In the 1946 elections which set the stage for the partition of India it was only in Bengal that the Muslim League emerged as the single largest party, capturing almost half the seats. In Punjab it did well but its numbers were almost equalled by the Unionist Party. In Sindh it won a large number of seats but could not achieve a majority. When Jinnah gave his call for Direct Action in July 1946 the Calcutta killings a month later convinced everyone in India, including the British, about the gulf that had opened between the two communities. Not that the Direct Action call was in any way responsible for the Calcutta riots but that those riots on such a scale happened in Bengal rather than anywhere else shows the inflamed state of Hindu-Muslim feelings in the province. So the question is pertinent: without the push that the Muslim cause received from Bengal, could there have been a Pakistan?
We can be forgetful indeed. The provinces which conjoined to form Pakistan were not forced to do so by the British. According to the Partition Plan, power at the centre was to be devolved to the Congress as the majority party. The princely states could choose between independence or India and Pakistan. And, most important of all for our purposes, the Muslim majority provinces could choose to stay as part of the Indian Union or opt for Pakistan.

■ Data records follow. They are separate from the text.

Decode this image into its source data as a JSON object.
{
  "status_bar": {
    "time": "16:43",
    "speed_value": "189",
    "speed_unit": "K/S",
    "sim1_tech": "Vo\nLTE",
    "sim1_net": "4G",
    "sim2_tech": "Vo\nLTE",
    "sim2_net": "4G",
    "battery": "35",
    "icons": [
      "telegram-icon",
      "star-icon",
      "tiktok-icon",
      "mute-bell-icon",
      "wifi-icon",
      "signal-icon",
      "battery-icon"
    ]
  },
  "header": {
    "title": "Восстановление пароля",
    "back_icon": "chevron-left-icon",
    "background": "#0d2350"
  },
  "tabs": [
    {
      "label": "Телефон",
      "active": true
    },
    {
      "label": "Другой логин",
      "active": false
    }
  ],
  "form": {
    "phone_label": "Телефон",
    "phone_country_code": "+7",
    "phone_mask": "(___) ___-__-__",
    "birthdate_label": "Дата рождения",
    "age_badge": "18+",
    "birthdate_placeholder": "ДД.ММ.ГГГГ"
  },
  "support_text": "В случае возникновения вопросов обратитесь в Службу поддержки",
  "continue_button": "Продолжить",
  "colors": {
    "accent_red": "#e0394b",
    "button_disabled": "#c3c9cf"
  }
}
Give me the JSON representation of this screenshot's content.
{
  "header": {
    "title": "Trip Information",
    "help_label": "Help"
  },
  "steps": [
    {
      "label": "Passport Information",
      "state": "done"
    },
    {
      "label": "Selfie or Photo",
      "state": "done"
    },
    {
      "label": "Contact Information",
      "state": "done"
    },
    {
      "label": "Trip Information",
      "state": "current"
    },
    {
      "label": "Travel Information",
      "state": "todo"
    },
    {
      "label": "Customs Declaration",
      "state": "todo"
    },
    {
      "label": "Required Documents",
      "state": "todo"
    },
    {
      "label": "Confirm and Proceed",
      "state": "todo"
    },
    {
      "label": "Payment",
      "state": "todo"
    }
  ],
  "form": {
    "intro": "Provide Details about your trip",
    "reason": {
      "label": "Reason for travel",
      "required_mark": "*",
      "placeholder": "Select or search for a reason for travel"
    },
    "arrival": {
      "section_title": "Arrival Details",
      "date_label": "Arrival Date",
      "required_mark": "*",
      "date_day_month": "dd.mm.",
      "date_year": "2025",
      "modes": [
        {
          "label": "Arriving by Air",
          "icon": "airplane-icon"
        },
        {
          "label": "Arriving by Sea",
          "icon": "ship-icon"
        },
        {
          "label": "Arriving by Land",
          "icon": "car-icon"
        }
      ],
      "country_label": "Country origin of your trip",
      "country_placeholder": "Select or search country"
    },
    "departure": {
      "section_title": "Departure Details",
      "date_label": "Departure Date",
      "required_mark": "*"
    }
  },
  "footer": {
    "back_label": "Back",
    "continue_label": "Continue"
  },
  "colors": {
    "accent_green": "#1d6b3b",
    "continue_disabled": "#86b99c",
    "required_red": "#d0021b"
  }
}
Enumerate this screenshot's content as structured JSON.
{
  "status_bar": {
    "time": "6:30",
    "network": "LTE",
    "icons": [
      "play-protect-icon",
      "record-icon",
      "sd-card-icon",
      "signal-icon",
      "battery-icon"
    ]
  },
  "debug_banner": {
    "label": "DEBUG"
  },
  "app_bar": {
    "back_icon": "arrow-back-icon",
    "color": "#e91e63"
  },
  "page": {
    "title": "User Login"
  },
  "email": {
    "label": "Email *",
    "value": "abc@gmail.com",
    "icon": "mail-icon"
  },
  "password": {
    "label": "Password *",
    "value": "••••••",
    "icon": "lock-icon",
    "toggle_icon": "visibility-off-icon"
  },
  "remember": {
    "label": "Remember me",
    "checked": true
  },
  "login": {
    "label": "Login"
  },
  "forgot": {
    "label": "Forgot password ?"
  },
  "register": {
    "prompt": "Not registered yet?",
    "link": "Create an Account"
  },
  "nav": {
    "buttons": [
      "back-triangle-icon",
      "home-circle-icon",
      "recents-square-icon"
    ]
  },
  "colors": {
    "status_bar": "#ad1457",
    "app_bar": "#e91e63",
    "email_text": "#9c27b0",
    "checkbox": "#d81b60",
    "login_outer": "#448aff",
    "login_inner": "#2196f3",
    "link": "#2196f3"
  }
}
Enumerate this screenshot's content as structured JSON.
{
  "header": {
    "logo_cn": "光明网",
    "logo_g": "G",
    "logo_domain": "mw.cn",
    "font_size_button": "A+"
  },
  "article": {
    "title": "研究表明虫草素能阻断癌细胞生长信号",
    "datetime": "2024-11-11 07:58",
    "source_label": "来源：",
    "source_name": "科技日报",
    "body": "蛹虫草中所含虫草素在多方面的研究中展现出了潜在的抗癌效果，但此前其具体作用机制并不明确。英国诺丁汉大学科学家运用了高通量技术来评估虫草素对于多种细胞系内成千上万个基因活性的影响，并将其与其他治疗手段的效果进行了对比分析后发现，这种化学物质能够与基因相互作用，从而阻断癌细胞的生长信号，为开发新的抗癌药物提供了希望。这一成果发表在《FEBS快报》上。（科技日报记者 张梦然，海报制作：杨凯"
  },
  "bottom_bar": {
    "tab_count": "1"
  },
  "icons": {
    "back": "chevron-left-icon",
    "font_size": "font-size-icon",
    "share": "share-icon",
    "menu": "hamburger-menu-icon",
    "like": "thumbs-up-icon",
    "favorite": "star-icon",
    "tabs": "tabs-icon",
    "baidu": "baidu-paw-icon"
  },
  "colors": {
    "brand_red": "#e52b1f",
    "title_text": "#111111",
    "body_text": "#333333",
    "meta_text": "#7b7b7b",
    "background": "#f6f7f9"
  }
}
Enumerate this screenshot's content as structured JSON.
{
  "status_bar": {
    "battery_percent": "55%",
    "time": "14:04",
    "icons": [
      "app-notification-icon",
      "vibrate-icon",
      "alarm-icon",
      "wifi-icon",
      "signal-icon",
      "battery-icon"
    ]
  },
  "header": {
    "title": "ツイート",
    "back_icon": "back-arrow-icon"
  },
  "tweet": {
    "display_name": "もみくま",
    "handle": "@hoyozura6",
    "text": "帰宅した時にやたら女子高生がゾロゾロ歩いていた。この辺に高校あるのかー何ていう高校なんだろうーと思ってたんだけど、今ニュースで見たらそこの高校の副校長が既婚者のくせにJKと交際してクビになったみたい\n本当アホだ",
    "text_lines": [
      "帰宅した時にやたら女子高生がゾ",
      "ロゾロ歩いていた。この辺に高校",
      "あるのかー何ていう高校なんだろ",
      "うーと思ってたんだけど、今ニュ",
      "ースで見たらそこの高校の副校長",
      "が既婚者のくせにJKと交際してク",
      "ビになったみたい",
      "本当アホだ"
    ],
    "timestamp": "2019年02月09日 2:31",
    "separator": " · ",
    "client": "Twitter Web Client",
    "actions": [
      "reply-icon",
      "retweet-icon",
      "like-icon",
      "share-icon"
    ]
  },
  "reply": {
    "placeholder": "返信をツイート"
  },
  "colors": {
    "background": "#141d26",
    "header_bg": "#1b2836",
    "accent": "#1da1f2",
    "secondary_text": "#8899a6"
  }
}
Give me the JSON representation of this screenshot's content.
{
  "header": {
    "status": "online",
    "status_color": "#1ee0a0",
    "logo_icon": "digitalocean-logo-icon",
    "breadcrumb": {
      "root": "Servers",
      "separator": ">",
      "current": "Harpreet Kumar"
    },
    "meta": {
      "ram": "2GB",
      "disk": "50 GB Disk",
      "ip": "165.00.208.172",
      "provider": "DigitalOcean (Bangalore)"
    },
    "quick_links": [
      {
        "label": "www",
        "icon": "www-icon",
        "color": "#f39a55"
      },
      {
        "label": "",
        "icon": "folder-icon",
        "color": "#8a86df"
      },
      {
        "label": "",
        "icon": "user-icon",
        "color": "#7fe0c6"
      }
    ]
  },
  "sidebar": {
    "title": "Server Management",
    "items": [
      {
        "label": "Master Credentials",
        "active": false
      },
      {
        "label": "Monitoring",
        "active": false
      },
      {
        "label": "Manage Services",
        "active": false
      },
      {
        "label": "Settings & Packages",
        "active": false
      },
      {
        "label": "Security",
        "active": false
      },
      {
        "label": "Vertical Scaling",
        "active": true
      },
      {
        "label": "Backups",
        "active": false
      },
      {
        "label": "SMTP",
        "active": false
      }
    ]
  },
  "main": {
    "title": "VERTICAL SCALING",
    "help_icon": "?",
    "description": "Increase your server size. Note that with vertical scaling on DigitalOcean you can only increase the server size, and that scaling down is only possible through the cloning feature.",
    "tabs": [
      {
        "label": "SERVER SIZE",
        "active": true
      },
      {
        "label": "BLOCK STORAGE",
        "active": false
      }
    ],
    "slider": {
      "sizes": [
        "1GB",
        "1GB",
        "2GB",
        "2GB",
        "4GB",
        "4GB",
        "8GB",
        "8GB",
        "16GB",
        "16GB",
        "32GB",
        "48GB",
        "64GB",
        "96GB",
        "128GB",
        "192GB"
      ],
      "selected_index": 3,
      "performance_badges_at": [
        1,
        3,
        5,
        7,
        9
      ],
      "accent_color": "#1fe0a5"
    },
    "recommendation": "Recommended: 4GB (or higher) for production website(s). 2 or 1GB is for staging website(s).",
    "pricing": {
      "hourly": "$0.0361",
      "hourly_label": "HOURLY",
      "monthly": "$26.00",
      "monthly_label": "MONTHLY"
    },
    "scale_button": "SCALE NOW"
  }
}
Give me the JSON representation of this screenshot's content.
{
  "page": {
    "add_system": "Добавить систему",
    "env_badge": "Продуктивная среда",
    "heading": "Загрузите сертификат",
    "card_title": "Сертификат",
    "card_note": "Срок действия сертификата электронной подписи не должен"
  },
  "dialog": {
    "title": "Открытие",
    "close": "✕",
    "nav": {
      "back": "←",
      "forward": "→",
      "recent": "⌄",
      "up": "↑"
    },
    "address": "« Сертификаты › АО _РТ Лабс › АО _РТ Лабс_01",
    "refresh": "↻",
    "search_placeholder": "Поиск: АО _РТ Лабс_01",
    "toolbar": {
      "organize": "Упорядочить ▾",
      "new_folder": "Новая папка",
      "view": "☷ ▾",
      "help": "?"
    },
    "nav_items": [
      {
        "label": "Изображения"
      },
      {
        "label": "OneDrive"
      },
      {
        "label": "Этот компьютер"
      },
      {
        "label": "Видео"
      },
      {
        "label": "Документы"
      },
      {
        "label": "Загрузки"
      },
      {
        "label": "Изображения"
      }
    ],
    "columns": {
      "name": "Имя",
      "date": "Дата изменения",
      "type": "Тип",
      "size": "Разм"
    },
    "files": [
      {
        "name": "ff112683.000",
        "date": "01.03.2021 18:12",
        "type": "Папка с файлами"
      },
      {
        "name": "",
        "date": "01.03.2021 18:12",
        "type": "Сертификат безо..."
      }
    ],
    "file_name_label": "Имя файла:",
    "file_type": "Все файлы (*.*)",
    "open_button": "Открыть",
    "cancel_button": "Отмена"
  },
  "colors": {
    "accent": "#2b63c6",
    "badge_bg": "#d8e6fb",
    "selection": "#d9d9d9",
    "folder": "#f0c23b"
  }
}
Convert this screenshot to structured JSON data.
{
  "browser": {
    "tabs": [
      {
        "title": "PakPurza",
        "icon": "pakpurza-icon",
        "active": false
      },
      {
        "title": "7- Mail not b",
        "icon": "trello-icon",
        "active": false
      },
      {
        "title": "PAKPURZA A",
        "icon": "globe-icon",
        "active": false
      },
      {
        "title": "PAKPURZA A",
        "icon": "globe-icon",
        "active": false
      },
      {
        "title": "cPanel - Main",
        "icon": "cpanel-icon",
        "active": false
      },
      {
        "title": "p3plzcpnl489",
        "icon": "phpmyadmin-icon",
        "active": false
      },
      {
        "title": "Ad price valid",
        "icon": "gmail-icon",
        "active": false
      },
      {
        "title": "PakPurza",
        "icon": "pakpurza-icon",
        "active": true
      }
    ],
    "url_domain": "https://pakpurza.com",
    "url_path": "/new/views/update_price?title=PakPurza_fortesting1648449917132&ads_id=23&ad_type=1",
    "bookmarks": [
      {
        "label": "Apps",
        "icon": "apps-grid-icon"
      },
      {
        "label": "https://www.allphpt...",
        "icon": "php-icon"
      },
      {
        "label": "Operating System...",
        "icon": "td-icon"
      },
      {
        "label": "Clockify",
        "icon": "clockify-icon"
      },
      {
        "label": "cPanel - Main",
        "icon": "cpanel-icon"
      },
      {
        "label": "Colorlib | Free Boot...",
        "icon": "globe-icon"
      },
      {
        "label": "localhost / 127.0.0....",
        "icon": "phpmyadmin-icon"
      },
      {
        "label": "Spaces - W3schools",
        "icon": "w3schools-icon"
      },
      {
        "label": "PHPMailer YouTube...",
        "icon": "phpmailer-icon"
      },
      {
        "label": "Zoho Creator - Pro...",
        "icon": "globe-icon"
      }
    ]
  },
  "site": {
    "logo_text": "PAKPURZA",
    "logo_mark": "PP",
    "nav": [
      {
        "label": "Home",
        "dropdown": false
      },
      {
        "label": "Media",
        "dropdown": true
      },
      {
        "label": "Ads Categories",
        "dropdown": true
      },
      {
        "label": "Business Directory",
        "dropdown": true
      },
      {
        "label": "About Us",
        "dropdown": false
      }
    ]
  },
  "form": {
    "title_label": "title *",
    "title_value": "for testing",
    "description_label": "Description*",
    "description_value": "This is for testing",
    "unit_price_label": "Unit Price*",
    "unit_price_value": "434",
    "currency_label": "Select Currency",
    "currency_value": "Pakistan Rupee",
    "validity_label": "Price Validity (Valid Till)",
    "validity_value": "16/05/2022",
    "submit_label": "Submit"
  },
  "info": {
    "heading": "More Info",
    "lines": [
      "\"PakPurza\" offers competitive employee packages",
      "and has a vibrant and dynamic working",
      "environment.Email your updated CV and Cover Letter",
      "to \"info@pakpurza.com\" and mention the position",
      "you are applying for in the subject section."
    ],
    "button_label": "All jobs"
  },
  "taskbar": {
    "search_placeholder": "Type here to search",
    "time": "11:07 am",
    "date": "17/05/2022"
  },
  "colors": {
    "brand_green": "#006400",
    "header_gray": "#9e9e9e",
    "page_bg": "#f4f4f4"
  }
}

The Muslim halves of the Bengal and Punjab legislatures opted for Pakistan. So did the Sindh legislature. In the Frontier because there was a Congress ministry the issue was decided by a referendum in which the overwhelming majority of the votes cast were for Pakistan. In Balochistan in the absence of a legislature the Quetta municipality voted for Pakistan. In Assam the Muslim majority district of Sylhet decided by referendum to join Pakistan.
Pakistan thus came into being as the result of a freely-exercised choice by the Muslim majority areas of India. It was born not by coup or military revolution but by an act of pure democracy. East Bengal, more than any other province or region, was pivotal to this exercise.
How could the army bring itself to use violence against the people of East Pakistan in 1971? If its higher command had been imbued with any sense of history, could it have allowed itself to play the infamous role it did? How could Yahya refuse to call a sitting of the National Assembly? How could Bhutto speak the intemperate language he did, thus encouraging the obduracy and belligerence of the army command and stoking the fires of intolerance in West Pakistan? And how could all of us be silent spectators of that grim and tragic drama?
The foreign office, as so often in its history, is wrong once again. We must not put the past aside. That's what we do all the time: forget the past and repeat its follies. For once we must understand the past and come to terms with it. This might just help us rid our minds of the demons which impel us from one act of gratuitous folly to another.